We'll discuss the two significant categories of record data: document data and transaction data. This video includes descriptions and examples to help you grasp the concepts in a better way.
What You'll Learn
> Record data and its examples
> Transaction data and its examples
> The differences between record and transaction data
Another useful subcategory of record data is document data. In this case, it is somewhat similar to a data matrix. Every term, every entry, every data attribute has a numeric value but in this case, we’ve got counts, we’ve got discrete values. So, what we have here is that each row, each data object is represented by what we think of as a term vector.

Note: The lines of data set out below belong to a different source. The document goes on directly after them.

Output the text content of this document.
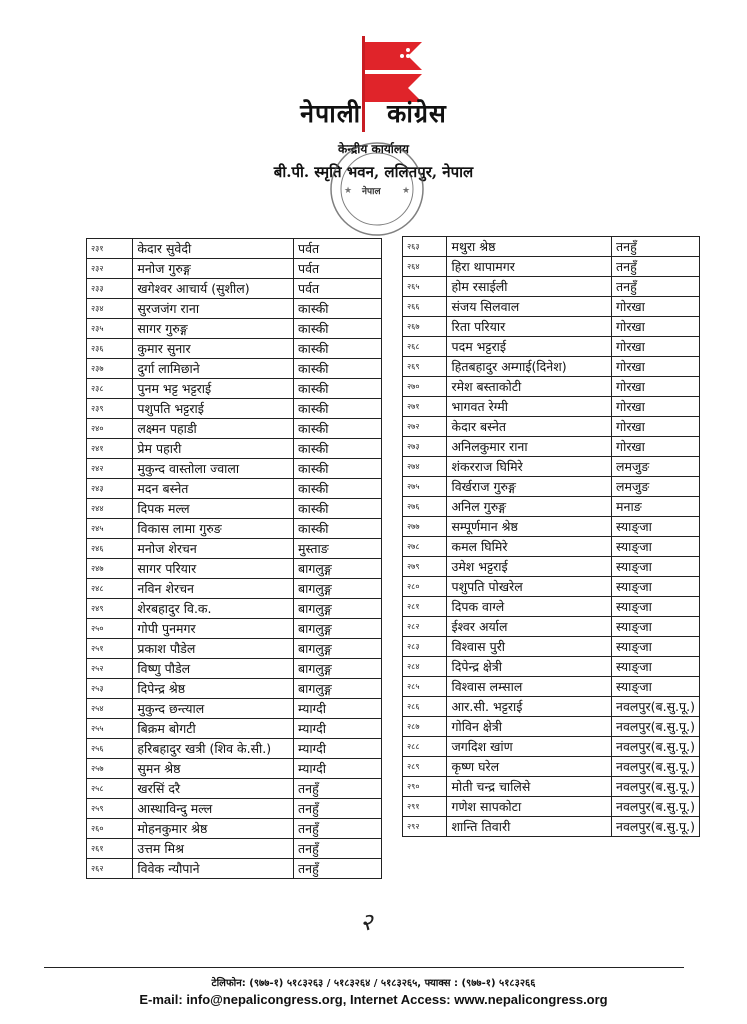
नेपाली कांग्रेस
केन्द्रीय कार्यालय
बी.पी. स्मृति भवन, ललितपुर, नेपाल
★	★
नेपाल
२३१	केदार सुवेदी	पर्वत
२३२	मनोज गुरुङ्ग	पर्वत
२३३	खगेश्वर आचार्य (सुशील)	पर्वत
२३४	सुरजजंग राना	कास्की
२३५	सागर गुरुङ्ग	कास्की
२३६	कुमार सुनार	कास्की
२३७	दुर्गा लामिछाने	कास्की
२३८	पुनम भट्ट भट्टराई	कास्की
२३९	पशुपति भट्टराई	कास्की
२४०	लक्ष्मन पहाडी	कास्की
२४१	प्रेम पहारी	कास्की
२४२	मुकुन्द वास्तोला ज्वाला	कास्की
२४३	मदन बस्नेत	कास्की
२४४	दिपक मल्ल	कास्की
२४५	विकास लामा गुरुङ	कास्की
२४६	मनोज शेरचन	मुस्ताङ
२४७	सागर परियार	बागलुङ्ग
२४८	नविन शेरचन	बागलुङ्ग
२४९	शेरबहादुर वि.क.	बागलुङ्ग
२५०	गोपी पुनमगर	बागलुङ्ग
२५१	प्रकाश पौडेल	बागलुङ्ग
२५२	विष्णु पौडेल	बागलुङ्ग
२५३	दिपेन्द्र श्रेष्ठ	बागलुङ्ग
२५४	मुकुन्द छन्त्याल	म्याग्दी
२५५	बिक्रम बोगटी	म्याग्दी
२५६	हरिबहादुर खत्री (शिव के.सी.)	म्याग्दी
२५७	सुमन श्रेष्ठ	म्याग्दी
२५८	खरसिं दरै	तनहुँ
२५९	आस्थाविन्दु मल्ल	तनहुँ
२६०	मोहनकुमार श्रेष्ठ	तनहुँ
२६१	उत्तम मिश्र	तनहुँ
२६२	विवेक न्यौपाने	तनहुँ
२६३	मथुरा श्रेष्ठ	तनहुँ
२६४	हिरा थापामगर	तनहुँ
२६५	होम रसाईली	तनहुँ
२६६	संजय सिलवाल	गोरखा
२६७	रिता परियार	गोरखा
२६८	पदम भट्टराई	गोरखा
२६९	हितबहादुर अम्गाई(दिनेश)	गोरखा
२७०	रमेश बस्ताकोटी	गोरखा
२७१	भागवत रेग्मी	गोरखा
२७२	केदार बस्नेत	गोरखा
२७३	अनिलकुमार राना	गोरखा
२७४	शंकरराज घिमिरे	लमजुङ
२७५	विर्खराज गुरुङ्ग	लमजुङ
२७६	अनिल गुरुङ्ग	मनाङ
२७७	सम्पूर्णमान श्रेष्ठ	स्याङ्जा
२७८	कमल घिमिरे	स्याङ्जा
२७९	उमेश भट्टराई	स्याङ्जा
२८०	पशुपति पोखरेल	स्याङ्जा
२८१	दिपक वाग्ले	स्याङ्जा
२८२	ईश्वर अर्याल	स्याङ्जा
२८३	विश्वास पुरी	स्याङ्जा
२८४	दिपेन्द्र क्षेत्री	स्याङ्जा
२८५	विश्वास लम्साल	स्याङ्जा
२८६	आर.सी. भट्टराई	नवलपुर(ब.सु.पू.)
२८७	गोविन क्षेत्री	नवलपुर(ब.सु.पू.)
२८८	जगदिश खांण	नवलपुर(ब.सु.पू.)
२८९	कृष्ण घरेल	नवलपुर(ब.सु.पू.)
२९०	मोती चन्द्र चालिसे	नवलपुर(ब.सु.पू.)
२९१	गणेश सापकोटा	नवलपुर(ब.सु.पू.)
२९२	शान्ति तिवारी	नवलपुर(ब.सु.पू.)
२
टेलिफोन: (९७७-१) ५१८३२६३ / ५१८३२६४ / ५१८३२६५, फ्याक्स : (९७७-१) ५१८३२६६
E-mail: info@nepalicongress.org, Internet Access: www.nepalicongress.org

This term vector - and there're several ways you can do it - but in this case, it just counts the number of times a given word appears in the document. So, in document 1 "team" appears three times, "play" appears five times, but "coach" does not appear. In document 2, on the other hand, "coach" appears seven times, but never has "play" appeared over the course of the document. So because these attributes are all discrete and because they’re all integer attributes, we can do different kinds of things - different kinds of algorithms and processing methods are more appropriate than data matrices or mixed data is.
All right, so the last special kind of record data that we’re going to talk about here is transaction data. This has some similarities to the document data and you can use some of the same analysis but there’s different semantics around it as well. So, transaction data is exactly what it sounds like: it’s record data where each record involves a set of items. So if we’re at a grocery store, the set of products purchased by a customer during one shopping trip constitutes a transaction and the individual products that were purchased are the items. The difference between this and document data is that usually, these items have more information than just a count associated with them. So, not only is it bread, there’s a price associated with that, there’s maybe an inventory stock associated with that, how many are left, all of those sorts of things. So, we can do things similar to document analysis, but there're other sorts of information we have to consider as well. That’s transaction data.